1. ## Asmptotic analysis problem

$\displaystyle f(z) \approx \sum_{n=0}^{\infty}{a_{n}z^{-n}} \ \ as \ \ z\rightarrow\infty$

show by induction $\displaystyle \frac{1}{f(z)} \approx \frac{1}{a_{0}}\sum_{n=0}^{\infty}{d_{n}z^{-n}} \ \ where \ \ \sum_{k=0}^{n}{d_{n-k}a_{k}}$

2. A complex variable function $\displaystyle \varphi(s)$ analytic in $\displaystyle s=0$ can be written as...

$\displaystyle \varphi(s)=\sum_{n=0}^{\infty} a_{n}\cdot s^{n}$ (1)

If in (1) is $\displaystyle a_{0} \ne 0$ then $\displaystyle \frac{1}{\varphi(s)}$ is also analytic in $\displaystyle s=0$ and is...

$\displaystyle \frac{1}{\varphi(s)}=\sum_{n=0}^{\infty} d_{n}\cdot s^{n}$ (2)
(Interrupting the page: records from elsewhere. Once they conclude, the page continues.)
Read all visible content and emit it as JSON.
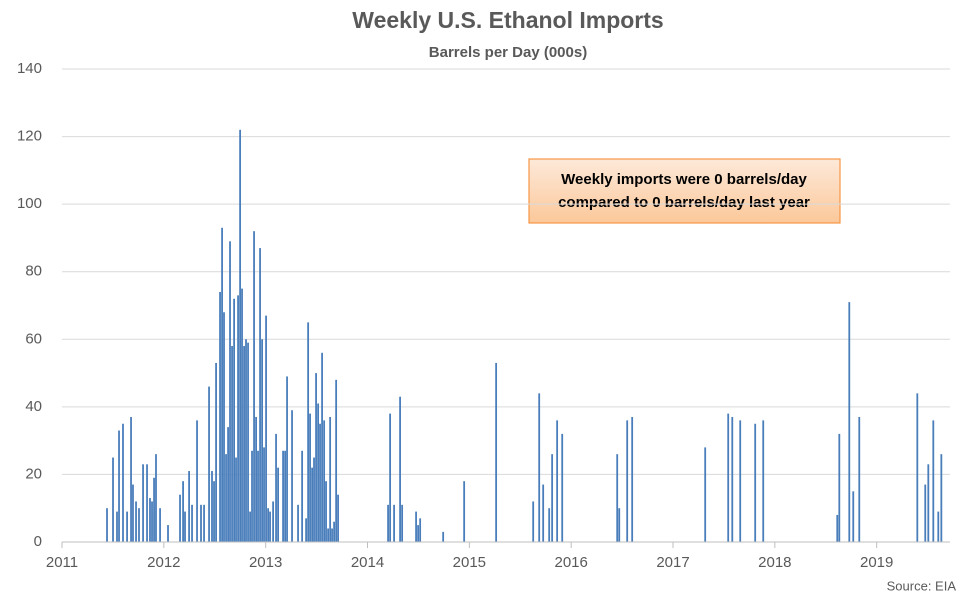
{
  "chart_data": {
    "type": "bar",
    "title": "Weekly U.S. Ethanol Imports",
    "subtitle": "Barrels per Day (000s)",
    "annotation": [
      "Weekly imports were 0 barrels/day",
      "compared to 0 barrels/day last year"
    ],
    "source": "Source: EIA",
    "color": "#4a7ebb",
    "x": [
      2011.442,
      2011.501,
      2011.54,
      2011.56,
      2011.599,
      2011.639,
      2011.678,
      2011.697,
      2011.727,
      2011.756,
      2011.796,
      2011.835,
      2011.864,
      2011.884,
      2011.904,
      2011.923,
      2011.963,
      2012.041,
      2012.159,
      2012.189,
      2012.208,
      2012.248,
      2012.277,
      2012.326,
      2012.365,
      2012.395,
      2012.444,
      2012.473,
      2012.493,
      2012.513,
      2012.552,
      2012.572,
      2012.591,
      2012.611,
      2012.631,
      2012.65,
      2012.67,
      2012.69,
      2012.709,
      2012.729,
      2012.749,
      2012.768,
      2012.788,
      2012.807,
      2012.827,
      2012.847,
      2012.866,
      2012.886,
      2012.906,
      2012.925,
      2012.945,
      2012.965,
      2012.984,
      2013.004,
      2013.024,
      2013.043,
      2013.073,
      2013.102,
      2013.122,
      2013.171,
      2013.191,
      2013.21,
      2013.259,
      2013.318,
      2013.358,
      2013.397,
      2013.417,
      2013.436,
      2013.456,
      2013.475,
      2013.495,
      2013.515,
      2013.534,
      2013.554,
      2013.574,
      2013.593,
      2013.613,
      2013.633,
      2013.652,
      2013.672,
      2013.692,
      2013.711,
      2014.202,
      2014.222,
      2014.261,
      2014.32,
      2014.34,
      2014.477,
      2014.497,
      2014.517,
      2014.743,
      2014.949,
      2015.263,
      2015.627,
      2015.686,
      2015.725,
      2015.784,
      2015.813,
      2015.862,
      2015.912,
      2016.452,
      2016.472,
      2016.55,
      2016.599,
      2017.316,
      2017.542,
      2017.582,
      2017.66,
      2017.807,
      2017.886,
      2018.613,
      2018.633,
      2018.731,
      2018.77,
      2018.829,
      2019.399,
      2019.477,
      2019.507,
      2019.556,
      2019.605,
      2019.635
    ],
    "values": [
      10,
      25,
      9,
      33,
      35,
      9,
      37,
      17,
      12,
      10,
      23,
      23,
      13,
      12,
      19,
      26,
      10,
      5,
      14,
      18,
      9,
      21,
      11,
      36,
      11,
      11,
      46,
      21,
      18,
      53,
      74,
      93,
      68,
      26,
      34,
      89,
      58,
      72,
      25,
      73,
      122,
      75,
      58,
      60,
      59,
      9,
      27,
      92,
      37,
      27,
      87,
      60,
      28,
      67,
      10,
      9,
      12,
      32,
      22,
      27,
      27,
      49,
      39,
      11,
      27,
      7,
      65,
      38,
      22,
      25,
      50,
      41,
      35,
      56,
      36,
      18,
      4,
      37,
      4,
      6,
      48,
      14,
      11,
      38,
      11,
      43,
      11,
      9,
      5,
      7,
      3,
      18,
      53,
      12,
      44,
      17,
      10,
      26,
      36,
      32,
      26,
      10,
      36,
      37,
      28,
      38,
      37,
      36,
      35,
      36,
      8,
      32,
      71,
      15,
      37,
      44,
      17,
      23,
      36,
      9,
      26
    ],
    "xlim": [
      2011,
      2019.72
    ],
    "xticks": [
      2011,
      2012,
      2013,
      2014,
      2015,
      2016,
      2017,
      2018,
      2019
    ],
    "ylim": [
      0,
      140
    ],
    "yticks": [
      0,
      20,
      40,
      60,
      80,
      100,
      120,
      140
    ],
    "grid": true
  }
}
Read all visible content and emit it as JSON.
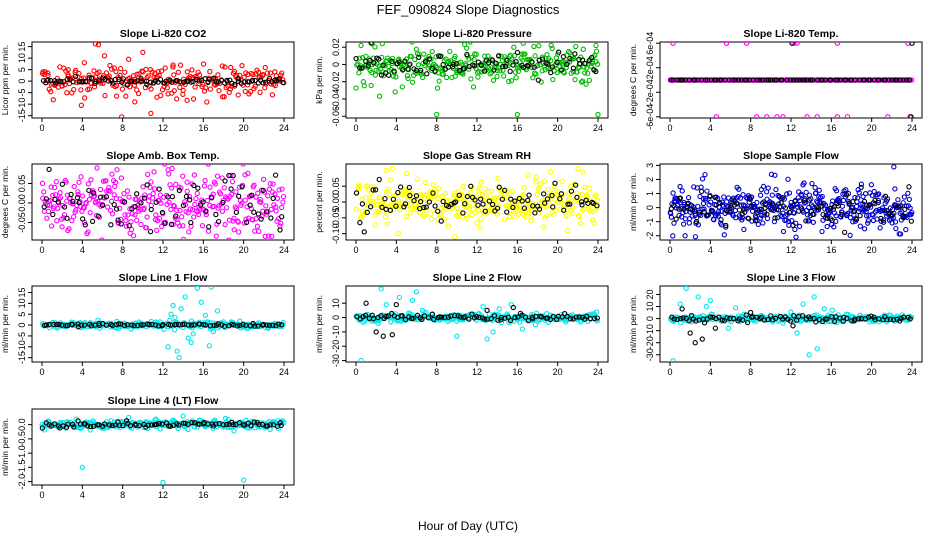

A direct way to compute the $\displaystyle d_{n}$ from the $\displaystyle a_{n}$ is given by the identity we obtain combining (1) and (2)...

$\displaystyle \varphi(s) \cdot \frac{1}{\varphi(s)} = \sum_{n=0}^{\infty} a_{n}\cdot s^{n} \cdot \sum_{n=0}^{\infty} d_{n}\cdot s^{n} = \sum_{n=0}^{\infty}s^{n}\cdot \sum_{k=0}^{n}a_{k}\cdot d_{n-k} = 1$ (3)

... so that is...

$\displaystyle \sum_{k=0}^{n} a_{k}\cdot d_{n-k}= \left\{\begin{array}{cc}1, &\mbox {if } n=0\\0, & \mbox {if } n>0\end{array}\right.$ (4)

If we perform the substitution of variable $\displaystyle s=\frac{1}{z}$ so that is...

$\displaystyle \lim_{z \rightarrow \infty} \varphi (z)= \lim_{s \rightarrow 0} \varphi (s)$

$\displaystyle \lim_{z \rightarrow \infty} \frac{1}{\varphi (z)}= \lim_{s \rightarrow 0} \frac{1}{\varphi (s)}$ (5)

The conclusion is that if...

$\displaystyle \lim_{s \rightarrow 0} \frac{\varphi(s)} {f(s)}=1$ (6)

... then it is also...

$\displaystyle \lim_{s \rightarrow 0} \frac{f(s)}{\varphi(s)} =1$ (7)

Kind regards

$\displaystyle \chi$ $\displaystyle \sigma$

3. ## idont

i dont understand y u prove (7)